Preventing Electrostatic Discharge Damage
Many switch hardware components are sensitive to damage from static electricity. Some components can be impaired by voltages as low as 30 V. You can easily generate potentially damaging static voltages whenever you handle plastic or foam packing material or if you move components across plastic or carpets. Observe the following guidelines to minimize the potential for electrostatic discharge (ESD) damage, which can cause intermittent or complete component failures:
- Always use an ESD wrist strap or ankle strap, and make
sure that it is in direct contact with your skin.
Caution: For safety, periodically check the resistance value of the ESD strap. The measurement must be in the range of 1 through 10 Mohms.
- When handling any component that is removed from the chassis, make sure the equipment end of your ESD strap is attached to the electrostatic discharge points on the rear panel of the chassis (see Figure 1 and Figure 2).
- Avoid contact between the component and your clothing.

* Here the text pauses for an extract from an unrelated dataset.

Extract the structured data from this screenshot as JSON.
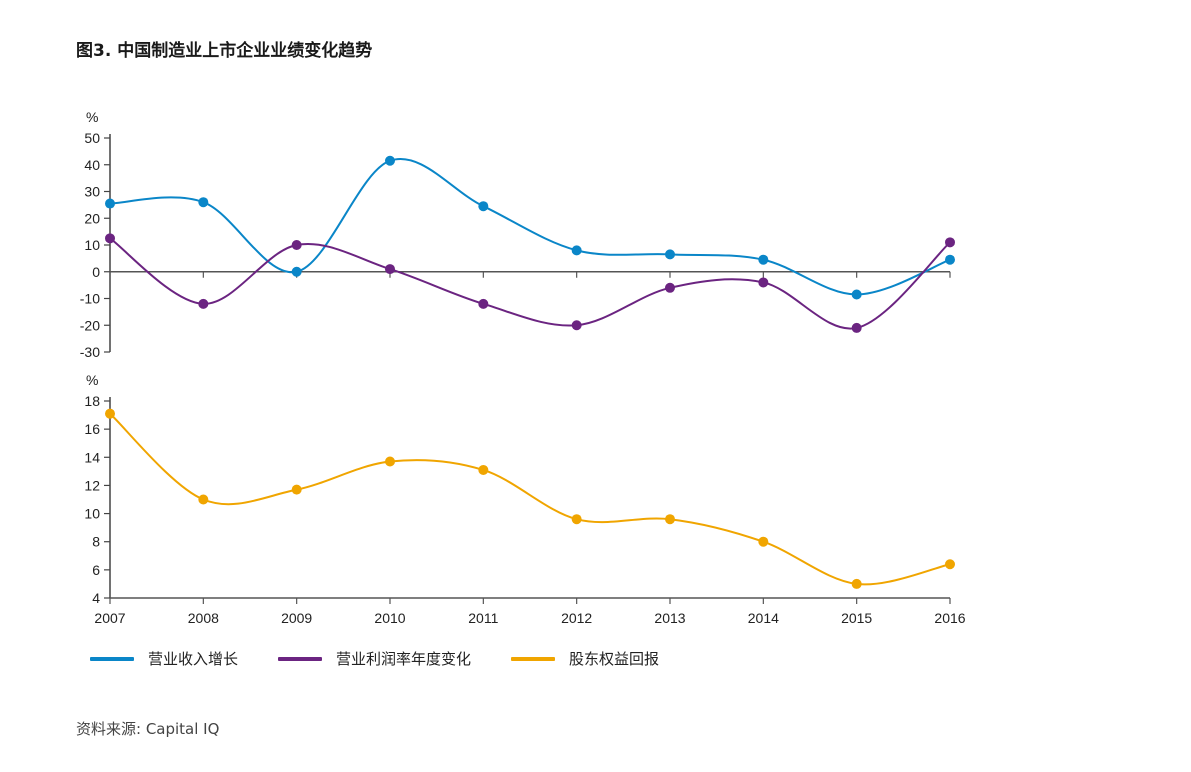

ESD voltages emitted from clothing can damage components.
- When removing or installing a component, always place
it component-side up on an antistatic surface, in an antistatic card
rack, or in an electrostatic bag (see Figure 3). If you are returning a component, place it in an electrostatic
bag before packing it.
Figure 1: EX 3200 Switch Rear Panel
Figure 2: EX 4200 Switch Rear Panel
Figure 3: Place a Component into an Electrostatic Bag
Note: ANSI/TIA/EIA-568 cables such as category 5e and category 6 can get electrostatically charged. In order to dissipate this charge, always ground the cables to a suitable and safe earth ground before connecting them to the system.